Role of B and T lymphocytes in the specific immunosuppression induced by a protein released by a protein monocytes infected with African swine fever virus

Abstract

Some immunobiological aspects of host responses to an immunosuppressive protein (p36) released by porcine monocytes upon infection with African swine fever virus were analysed in a murine system. Treatment of normal, adult C57BL/6 mice with p36 (i) significantly delayed allogenic skin graft rejection; (ii) suppressed the specific plaque-forming cell response to immunization with heterologous erythrocytes; but (iii) induced marked increases in the numbers of 'background' splenic Ig-secreting plaque-forming cells.
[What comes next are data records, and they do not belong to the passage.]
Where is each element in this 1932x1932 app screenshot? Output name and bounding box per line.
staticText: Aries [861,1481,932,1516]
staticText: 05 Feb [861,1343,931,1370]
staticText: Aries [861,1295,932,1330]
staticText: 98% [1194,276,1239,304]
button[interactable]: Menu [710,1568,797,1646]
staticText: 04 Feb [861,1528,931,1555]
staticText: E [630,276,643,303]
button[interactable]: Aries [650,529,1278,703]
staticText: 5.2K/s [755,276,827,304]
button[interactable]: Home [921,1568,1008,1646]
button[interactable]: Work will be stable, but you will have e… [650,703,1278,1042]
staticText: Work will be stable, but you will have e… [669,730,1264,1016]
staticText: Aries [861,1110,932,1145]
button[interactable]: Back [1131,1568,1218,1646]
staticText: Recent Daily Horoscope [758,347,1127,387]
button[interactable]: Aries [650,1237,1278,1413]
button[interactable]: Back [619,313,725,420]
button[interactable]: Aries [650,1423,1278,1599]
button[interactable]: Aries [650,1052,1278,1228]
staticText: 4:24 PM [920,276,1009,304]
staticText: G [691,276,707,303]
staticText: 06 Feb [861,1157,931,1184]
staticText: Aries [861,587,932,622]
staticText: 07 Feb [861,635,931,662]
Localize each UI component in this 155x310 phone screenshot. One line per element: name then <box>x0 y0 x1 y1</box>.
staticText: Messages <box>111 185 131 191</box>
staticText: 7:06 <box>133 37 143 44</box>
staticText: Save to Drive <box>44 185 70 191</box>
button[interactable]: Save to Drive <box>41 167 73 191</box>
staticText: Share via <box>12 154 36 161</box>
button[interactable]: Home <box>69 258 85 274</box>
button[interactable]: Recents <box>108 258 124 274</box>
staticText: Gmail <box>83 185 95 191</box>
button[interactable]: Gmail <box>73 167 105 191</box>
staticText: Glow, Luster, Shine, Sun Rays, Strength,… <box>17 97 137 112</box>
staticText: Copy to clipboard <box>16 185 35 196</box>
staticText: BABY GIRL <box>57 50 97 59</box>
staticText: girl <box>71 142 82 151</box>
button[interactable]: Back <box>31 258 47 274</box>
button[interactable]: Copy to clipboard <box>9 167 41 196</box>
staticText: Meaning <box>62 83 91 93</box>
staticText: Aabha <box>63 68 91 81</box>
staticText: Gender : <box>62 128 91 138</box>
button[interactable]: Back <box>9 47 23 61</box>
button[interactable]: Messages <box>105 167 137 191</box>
Cytofluorometric analysis of spleen cells revealed that a considerable fraction of all B cells, as well as CD4 and CD8 T lymphocytes, undergo blast transformation after p36 treatment. The immunosuppressive effects do not seem to result from 'antigenic competition', for they cannot be induced by even higher doses of pig albumin or by culture products of non-infected pig monocytes. Suppression of specific antibody responses and stimulation of 'background' plaque-forming cells are both T cell-dependent, since they are markedly reduced in thymectomized mice and in animals treated with anti-CD4 or anti-CD8 antibodies. This suggests the relationship between non-specific stimulation and specific suppression of 'unrelated' immune responses and reinforces the notion that viral-associated immunosuppression may be due to overstimulation. The present murine experimental model may prove valuable in the study of immunosuppression associated with infection, even for microorganisms which do not infect mice.